O acréscimo de valor acrescentado anual na região já supera os 60 milhões de euros, devendo atingir em pleno um acréscimo de 160 milhões de euros quando 80% da área beneficiada de 120.000 hectares estiver a regar (sem contar com o valor acrescentado na transformação dos produtos agrícolas ali produzidos que poderá trazer este valor para próximo do dobro).

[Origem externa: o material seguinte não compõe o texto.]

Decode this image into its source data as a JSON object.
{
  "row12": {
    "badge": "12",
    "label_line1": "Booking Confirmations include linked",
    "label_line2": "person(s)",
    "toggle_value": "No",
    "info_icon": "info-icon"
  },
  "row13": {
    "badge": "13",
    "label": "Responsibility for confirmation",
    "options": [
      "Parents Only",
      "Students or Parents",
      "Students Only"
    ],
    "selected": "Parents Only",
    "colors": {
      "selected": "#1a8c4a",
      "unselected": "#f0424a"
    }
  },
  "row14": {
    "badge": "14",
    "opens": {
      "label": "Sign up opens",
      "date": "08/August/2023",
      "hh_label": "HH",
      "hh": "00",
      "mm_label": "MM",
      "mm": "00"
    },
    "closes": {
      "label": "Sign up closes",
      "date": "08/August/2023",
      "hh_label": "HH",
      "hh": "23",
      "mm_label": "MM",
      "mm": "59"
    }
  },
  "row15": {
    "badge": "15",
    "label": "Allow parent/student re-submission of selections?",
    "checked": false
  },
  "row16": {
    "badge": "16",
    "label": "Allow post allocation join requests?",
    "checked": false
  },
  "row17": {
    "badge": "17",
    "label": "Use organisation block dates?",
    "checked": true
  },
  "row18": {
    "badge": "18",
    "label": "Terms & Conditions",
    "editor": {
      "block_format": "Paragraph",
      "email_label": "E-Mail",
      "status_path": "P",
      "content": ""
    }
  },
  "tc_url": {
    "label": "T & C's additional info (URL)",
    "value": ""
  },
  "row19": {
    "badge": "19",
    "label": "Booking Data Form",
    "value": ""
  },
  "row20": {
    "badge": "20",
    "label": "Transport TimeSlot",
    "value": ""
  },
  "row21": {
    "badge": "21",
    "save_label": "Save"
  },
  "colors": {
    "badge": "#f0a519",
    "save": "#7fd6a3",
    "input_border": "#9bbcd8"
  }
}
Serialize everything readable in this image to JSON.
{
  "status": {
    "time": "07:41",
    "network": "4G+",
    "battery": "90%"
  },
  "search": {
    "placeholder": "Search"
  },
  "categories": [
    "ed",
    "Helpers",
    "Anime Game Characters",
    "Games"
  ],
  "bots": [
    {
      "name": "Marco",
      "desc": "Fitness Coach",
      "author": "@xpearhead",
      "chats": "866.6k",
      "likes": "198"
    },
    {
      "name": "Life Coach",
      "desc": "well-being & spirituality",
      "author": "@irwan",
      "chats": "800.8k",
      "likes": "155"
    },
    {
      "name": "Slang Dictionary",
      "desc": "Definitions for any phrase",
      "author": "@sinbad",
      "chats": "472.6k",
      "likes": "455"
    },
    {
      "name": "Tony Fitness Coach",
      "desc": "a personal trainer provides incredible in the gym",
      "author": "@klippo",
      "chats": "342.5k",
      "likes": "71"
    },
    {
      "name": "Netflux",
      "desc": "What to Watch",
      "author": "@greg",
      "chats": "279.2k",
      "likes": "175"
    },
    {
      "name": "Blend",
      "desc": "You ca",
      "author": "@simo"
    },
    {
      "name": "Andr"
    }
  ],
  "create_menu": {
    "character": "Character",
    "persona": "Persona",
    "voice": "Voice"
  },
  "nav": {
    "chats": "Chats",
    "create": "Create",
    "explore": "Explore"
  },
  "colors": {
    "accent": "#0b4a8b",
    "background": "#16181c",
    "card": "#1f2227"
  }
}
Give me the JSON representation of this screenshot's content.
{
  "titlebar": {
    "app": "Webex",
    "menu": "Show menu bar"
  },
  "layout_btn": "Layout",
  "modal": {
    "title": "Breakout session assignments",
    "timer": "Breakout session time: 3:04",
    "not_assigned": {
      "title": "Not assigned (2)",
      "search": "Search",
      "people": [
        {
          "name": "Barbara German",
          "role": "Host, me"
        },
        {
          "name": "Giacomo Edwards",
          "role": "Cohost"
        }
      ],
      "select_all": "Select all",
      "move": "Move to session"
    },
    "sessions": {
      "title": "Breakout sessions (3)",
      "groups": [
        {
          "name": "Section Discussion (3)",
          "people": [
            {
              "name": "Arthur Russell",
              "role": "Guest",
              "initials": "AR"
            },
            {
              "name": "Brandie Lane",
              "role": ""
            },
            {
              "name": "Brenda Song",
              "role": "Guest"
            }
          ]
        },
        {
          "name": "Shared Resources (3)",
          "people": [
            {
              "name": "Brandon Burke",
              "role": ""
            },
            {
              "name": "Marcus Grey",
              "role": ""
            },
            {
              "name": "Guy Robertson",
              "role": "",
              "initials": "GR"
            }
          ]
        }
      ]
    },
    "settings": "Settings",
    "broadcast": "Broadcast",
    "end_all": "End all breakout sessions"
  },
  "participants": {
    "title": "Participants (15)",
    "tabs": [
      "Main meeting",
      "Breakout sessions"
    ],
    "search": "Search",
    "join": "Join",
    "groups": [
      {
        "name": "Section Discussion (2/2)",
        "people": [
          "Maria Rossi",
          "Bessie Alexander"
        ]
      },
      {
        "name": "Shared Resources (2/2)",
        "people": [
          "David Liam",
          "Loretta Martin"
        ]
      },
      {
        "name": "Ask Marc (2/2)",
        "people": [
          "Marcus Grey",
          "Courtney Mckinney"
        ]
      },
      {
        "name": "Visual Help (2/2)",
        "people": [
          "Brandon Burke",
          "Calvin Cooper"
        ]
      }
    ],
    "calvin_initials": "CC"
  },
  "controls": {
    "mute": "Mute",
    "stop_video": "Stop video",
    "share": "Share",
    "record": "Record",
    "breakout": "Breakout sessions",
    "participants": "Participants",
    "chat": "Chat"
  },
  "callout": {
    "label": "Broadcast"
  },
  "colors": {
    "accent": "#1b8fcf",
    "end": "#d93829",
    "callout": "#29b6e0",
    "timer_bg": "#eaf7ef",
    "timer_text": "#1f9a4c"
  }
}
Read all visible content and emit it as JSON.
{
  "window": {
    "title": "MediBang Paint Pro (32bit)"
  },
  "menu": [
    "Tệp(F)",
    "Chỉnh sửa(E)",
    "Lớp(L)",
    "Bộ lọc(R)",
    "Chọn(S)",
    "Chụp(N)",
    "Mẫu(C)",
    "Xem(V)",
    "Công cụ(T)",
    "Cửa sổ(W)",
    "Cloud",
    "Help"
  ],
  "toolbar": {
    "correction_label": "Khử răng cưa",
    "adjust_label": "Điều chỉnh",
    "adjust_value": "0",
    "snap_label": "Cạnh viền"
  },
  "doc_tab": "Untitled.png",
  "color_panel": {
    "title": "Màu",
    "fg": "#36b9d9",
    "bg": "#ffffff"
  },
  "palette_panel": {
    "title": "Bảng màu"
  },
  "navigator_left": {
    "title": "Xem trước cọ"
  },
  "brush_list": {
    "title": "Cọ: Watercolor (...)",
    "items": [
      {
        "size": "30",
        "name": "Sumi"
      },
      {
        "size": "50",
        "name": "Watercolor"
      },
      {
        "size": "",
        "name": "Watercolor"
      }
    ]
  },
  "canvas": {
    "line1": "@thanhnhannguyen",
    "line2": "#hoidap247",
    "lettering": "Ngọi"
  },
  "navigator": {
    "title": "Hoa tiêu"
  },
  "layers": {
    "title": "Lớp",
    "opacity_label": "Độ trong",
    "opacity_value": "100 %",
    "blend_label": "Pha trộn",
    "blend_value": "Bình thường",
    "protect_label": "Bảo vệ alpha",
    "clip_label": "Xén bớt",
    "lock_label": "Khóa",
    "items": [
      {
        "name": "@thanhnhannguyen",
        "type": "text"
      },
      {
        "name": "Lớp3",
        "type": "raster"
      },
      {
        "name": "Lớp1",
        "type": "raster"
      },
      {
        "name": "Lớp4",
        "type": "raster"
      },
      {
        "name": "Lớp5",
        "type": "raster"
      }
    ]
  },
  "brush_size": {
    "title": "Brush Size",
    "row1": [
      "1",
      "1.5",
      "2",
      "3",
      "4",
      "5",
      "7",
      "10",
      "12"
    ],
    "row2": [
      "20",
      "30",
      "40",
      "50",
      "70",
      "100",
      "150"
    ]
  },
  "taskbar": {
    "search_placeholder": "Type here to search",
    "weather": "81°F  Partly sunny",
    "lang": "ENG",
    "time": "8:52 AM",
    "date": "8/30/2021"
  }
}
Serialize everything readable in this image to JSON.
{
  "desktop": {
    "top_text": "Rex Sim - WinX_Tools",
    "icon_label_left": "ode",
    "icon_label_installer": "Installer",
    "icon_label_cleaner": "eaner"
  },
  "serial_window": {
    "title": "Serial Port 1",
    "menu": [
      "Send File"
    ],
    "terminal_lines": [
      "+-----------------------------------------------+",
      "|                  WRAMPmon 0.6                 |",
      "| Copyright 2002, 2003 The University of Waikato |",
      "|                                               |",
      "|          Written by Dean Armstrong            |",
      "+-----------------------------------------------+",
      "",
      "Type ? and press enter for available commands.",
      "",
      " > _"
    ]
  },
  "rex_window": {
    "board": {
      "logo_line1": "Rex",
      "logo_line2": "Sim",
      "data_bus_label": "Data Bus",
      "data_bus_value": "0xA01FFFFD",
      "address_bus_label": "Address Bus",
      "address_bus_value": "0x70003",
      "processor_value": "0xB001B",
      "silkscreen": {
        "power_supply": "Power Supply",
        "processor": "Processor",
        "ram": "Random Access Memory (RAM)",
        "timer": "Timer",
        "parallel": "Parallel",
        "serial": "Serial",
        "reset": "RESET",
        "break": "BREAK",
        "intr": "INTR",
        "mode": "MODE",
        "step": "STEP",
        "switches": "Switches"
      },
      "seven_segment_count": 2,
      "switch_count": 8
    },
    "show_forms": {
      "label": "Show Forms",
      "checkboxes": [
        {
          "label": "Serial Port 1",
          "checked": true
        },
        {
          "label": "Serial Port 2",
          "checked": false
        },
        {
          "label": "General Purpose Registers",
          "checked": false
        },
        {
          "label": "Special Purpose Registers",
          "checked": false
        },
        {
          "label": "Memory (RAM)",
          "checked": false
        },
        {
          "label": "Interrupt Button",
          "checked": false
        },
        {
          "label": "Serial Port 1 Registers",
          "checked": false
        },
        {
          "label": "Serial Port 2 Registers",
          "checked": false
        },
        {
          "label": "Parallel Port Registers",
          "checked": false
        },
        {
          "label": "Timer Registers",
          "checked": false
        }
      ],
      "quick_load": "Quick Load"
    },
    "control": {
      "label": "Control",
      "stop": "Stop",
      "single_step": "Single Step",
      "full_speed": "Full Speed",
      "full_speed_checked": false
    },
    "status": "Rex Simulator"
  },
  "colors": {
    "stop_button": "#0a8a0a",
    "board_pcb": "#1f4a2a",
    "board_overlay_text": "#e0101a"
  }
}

Estima-se também que o retorno do investimento nacional em Alqueva venha a gerar 4,45 euros por cada euro investido da componente nacional do investimento. Além disso, é sabido que o regadio faz multiplicar, pelo menos por sete, todos os indicadores de produção

Existem mais 43.000 hectares já identificados e estudados, para além dos 120.000 iniciais, que podem ser beneficiados pelo Alqueva, com custos de investimento relativamente baixos face à enorme mais-valia que podem trazer para a região. Contudo, apesar do excelente trabalho que me parece estar a ser executado pelas estruturas da EDIA, também existem ainda problemas significativos por resolver. O maior dos quais parece-me ser o dos pequenos e muito pequenos agricultores, tecnicamente pouco apetrechados, envelhecidos, isolados e quase sempre descapitalizados que, apesar de não gerirem uma área significativa, são em número muito elevado e integram a parte da população mais significativa das povoações abrangidas pelo projecto. Não quero ser injusto, mas não me parece que estejam a ser ponderadas estruturas, modelos e dinâmicas de desenvolvimento capazes de os integrar nos benefícios do projecto.